Nourritures
Samedi 27 novembre 2004Tu me diras peut-être : il existe encore dans certaines villes ou oasis des jardins de délices, comme celui dont je parle. Pourquoi, au lieu de les prendre et de nous y installer, pourquoi préférons-nous courir sans cesse le désert derrière nos troupeaux ? Oui, pourquoi ? C’est l’immense question dont la réponse contient toute sagesse. Or cette réponse la voici : c’est que les fruits de ces jardins d’aujourd’hui ne ressemblent guère à ceux dont se nourrissaient nos ancêtres. Ces fruits d’aujourd’hui sont obscurs et pesants. Ceux des premiers bédouins étaient lumineux et sans poids. Qu’est-ce à dire ? Il nous est bien difficile de concevoirce que pouvait être la vie de nos ancêtres, déchus et dégénérés que nous sommes! Pense donc, nous en sommes arrivés à admettre comme allant de soi cet horrible dicton : “ventre affamé n’a pas d’oreilles.” Eh bien, du temps dont je parle, ventre affamé de nourriture et oreilles affamées de savoir, c’était une seule et même chose, car les mêmes fruits satisfaisaient ensemble ces deux sortes de faim. En effet ces fruits n’étaient pas seulement divers par la forme, la couleur et le goût. Ils se distinguaient aussi par la science qu’ils conféraient. Certains apportaient la connaissance des plantes et des animaux, d’autres celle des mathématiques, il y avait le fruit de la géographie, celui des arts musicaux, celui de l’architecture, de la danse, de l’astronomie, et bien d’autres encore. Et avec ces connaissances, ils donnaient à ceux qui les mangeaient les vertus correspondantes, le courage aux navigateurs, la douceur aux barbiers-chirurgiens, la probité aux historiens, la foi aux théologien, le dévouement aux médecins, la patience aux pédagogues. En ce temps-là, l’homme participait de la simplicité divine. Le corps et l’âme étaient coulés d’un seul bloc. La bouche servait de temple vivant - drapé de pourpre, avec son double demi-cercle d’escabeaux d’émail, ses fontaines de salive et ses cheminées nasales - à la parole qui nourrit et à la nourriture qui enseigne, à la vérité qui se mange et se boit, et aux fruits qui fondent en idées, préceptes et évidences…

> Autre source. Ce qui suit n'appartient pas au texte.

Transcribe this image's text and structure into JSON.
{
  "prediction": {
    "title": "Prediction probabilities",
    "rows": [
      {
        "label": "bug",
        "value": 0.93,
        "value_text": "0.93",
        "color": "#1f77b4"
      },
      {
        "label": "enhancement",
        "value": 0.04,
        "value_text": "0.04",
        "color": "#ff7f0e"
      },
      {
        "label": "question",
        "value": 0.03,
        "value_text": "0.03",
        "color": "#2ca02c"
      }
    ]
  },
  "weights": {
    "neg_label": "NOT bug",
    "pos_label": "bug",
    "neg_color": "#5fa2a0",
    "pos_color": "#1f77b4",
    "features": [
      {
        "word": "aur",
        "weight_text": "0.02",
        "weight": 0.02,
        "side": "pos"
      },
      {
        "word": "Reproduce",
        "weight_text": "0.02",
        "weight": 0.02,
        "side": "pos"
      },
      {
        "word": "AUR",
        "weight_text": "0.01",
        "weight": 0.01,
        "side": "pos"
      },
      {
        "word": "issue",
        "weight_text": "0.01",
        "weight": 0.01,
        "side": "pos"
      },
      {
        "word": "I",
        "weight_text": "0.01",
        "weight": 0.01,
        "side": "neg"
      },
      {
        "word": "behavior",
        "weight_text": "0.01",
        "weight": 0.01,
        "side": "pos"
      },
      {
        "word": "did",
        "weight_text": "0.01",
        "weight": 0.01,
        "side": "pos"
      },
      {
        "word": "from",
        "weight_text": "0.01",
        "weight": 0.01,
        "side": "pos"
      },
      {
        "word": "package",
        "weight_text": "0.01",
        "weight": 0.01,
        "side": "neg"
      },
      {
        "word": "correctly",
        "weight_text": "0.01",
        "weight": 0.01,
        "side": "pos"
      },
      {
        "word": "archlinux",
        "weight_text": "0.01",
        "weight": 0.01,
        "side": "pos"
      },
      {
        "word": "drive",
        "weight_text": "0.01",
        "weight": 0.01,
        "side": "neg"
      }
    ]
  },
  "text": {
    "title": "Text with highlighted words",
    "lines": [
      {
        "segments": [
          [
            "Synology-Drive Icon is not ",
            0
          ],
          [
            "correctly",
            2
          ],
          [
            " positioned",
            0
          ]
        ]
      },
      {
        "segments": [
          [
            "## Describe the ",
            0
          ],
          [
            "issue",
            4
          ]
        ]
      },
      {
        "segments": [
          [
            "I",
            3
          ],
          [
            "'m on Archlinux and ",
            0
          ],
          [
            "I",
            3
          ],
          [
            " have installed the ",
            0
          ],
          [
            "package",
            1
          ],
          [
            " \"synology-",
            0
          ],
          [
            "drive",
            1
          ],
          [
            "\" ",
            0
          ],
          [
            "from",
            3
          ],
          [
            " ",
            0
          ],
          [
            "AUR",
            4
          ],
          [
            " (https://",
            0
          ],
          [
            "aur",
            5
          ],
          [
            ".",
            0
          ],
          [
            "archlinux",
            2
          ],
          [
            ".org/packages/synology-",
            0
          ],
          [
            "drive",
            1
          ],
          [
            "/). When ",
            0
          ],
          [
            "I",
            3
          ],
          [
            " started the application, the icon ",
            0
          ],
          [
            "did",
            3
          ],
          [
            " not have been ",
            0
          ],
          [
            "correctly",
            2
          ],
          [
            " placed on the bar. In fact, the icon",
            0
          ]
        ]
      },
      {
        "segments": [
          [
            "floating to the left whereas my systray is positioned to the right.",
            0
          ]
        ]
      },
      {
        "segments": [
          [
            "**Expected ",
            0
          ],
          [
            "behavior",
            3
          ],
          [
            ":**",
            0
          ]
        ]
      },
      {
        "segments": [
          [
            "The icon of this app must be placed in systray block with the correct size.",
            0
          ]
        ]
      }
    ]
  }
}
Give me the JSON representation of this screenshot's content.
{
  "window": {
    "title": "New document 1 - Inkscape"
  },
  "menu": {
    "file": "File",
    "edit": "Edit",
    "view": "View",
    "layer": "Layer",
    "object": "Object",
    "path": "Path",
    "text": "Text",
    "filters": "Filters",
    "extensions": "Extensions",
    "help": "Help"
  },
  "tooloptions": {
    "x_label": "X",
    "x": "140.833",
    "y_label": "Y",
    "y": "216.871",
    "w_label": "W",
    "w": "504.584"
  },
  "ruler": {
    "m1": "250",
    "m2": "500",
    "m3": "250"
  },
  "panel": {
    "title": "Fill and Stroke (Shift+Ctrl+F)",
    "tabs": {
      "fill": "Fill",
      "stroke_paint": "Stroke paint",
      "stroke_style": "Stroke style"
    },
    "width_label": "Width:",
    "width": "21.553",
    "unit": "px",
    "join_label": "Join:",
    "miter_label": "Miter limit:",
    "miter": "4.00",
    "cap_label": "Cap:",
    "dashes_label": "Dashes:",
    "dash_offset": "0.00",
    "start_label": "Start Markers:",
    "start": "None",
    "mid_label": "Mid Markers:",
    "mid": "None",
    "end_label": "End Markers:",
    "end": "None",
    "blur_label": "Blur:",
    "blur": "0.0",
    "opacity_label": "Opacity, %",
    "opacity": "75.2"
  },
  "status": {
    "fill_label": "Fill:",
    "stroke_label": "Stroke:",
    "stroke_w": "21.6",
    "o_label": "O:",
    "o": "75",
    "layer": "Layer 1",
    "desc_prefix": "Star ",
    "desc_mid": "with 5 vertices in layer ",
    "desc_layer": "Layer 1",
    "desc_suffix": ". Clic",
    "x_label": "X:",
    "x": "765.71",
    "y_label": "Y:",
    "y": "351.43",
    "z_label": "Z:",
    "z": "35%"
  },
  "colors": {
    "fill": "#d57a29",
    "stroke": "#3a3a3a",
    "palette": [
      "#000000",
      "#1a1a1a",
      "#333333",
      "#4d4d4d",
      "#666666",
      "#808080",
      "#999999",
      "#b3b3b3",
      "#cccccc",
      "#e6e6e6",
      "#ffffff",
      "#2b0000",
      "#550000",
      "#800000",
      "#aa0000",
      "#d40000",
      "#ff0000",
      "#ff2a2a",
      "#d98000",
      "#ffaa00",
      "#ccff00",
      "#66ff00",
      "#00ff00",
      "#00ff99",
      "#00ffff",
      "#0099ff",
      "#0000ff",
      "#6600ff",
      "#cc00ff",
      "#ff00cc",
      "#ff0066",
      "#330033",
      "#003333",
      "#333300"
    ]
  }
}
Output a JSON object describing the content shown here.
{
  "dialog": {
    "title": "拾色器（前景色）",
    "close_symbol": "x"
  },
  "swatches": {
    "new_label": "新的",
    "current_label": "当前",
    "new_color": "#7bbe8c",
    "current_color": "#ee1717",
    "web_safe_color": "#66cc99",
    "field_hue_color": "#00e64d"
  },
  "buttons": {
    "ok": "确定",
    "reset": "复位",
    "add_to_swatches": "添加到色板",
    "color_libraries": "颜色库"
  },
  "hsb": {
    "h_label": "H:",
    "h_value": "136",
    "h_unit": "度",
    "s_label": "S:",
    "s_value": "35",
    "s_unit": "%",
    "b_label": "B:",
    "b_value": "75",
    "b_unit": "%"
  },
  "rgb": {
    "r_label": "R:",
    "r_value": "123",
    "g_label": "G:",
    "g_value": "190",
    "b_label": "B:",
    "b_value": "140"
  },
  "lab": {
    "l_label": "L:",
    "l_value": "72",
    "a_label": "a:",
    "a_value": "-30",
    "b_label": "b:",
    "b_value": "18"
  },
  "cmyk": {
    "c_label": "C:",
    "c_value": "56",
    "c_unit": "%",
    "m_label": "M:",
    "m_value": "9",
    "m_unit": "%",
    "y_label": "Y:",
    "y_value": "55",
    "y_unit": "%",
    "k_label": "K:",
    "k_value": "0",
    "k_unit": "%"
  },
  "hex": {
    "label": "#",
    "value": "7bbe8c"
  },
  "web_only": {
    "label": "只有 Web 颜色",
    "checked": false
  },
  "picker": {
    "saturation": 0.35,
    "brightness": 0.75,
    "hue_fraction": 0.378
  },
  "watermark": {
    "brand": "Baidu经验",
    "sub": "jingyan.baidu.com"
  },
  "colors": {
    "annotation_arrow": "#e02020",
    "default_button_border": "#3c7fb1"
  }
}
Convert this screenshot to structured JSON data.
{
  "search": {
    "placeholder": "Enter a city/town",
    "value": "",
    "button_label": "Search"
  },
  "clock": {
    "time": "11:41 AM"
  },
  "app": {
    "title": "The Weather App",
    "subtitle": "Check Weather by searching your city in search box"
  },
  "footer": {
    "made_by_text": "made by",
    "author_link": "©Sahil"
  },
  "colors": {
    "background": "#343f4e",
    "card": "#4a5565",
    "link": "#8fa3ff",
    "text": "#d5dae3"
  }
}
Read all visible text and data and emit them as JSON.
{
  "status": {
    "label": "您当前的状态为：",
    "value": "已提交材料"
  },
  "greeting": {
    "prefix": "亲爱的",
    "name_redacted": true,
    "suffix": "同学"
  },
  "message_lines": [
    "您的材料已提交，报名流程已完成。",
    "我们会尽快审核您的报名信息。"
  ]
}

La chute de l’homme a cassé la vérité en deux morceaux : une parole vide, creuse, mensongère, sans valeur nutritive. Et une nourriture compacte, pesante, opaque et grasse qui obscurcit l’esprit et tourne en bajoues et bedaines!
Alors que faire ? Nous autres, nomades du désert, nous avons choisi la frugalité la plus extrême, jointe à la plus spirituelle des activités physiques : la marche à pied. Nous mangeons du pain, des figues, des dattes, des produits de nos troupeaux, lait, beurre clarifié, fromages très rarement, viande encore plus rarement. Et nous marchons. Nous pensons avec nos jambes. Le rythme de nos pas entraîne notre méditation. Nos pieds miment la progression d’un esprit en quête de vérité, une vérité certes modeste, aussi frugale que notre alimentation. Nous remédions à la cassure entre nourriture et connaissance en nous efforçant de les maintenir dans leur plus extrême simplicité, convaincus qu’on ne fait qu’aggraver leur divorce en les élaborant toutes les deux. Certes nous n’espérons pas les réconcilier par nos seules forces. Non. Il faudrait pour cette régénération un pouvoir plus qu’humain, divin en vérité. Mais justement, nous attendons cette révolution, et nous nous plaçons par notre frugalité et nos longues marches à travers le désert, dans la disposition la plus propre, croyons-nous, à la comprendre, à l’accueillir et à la faire nôtre, si elle se produit demain ou dans vingt siècles.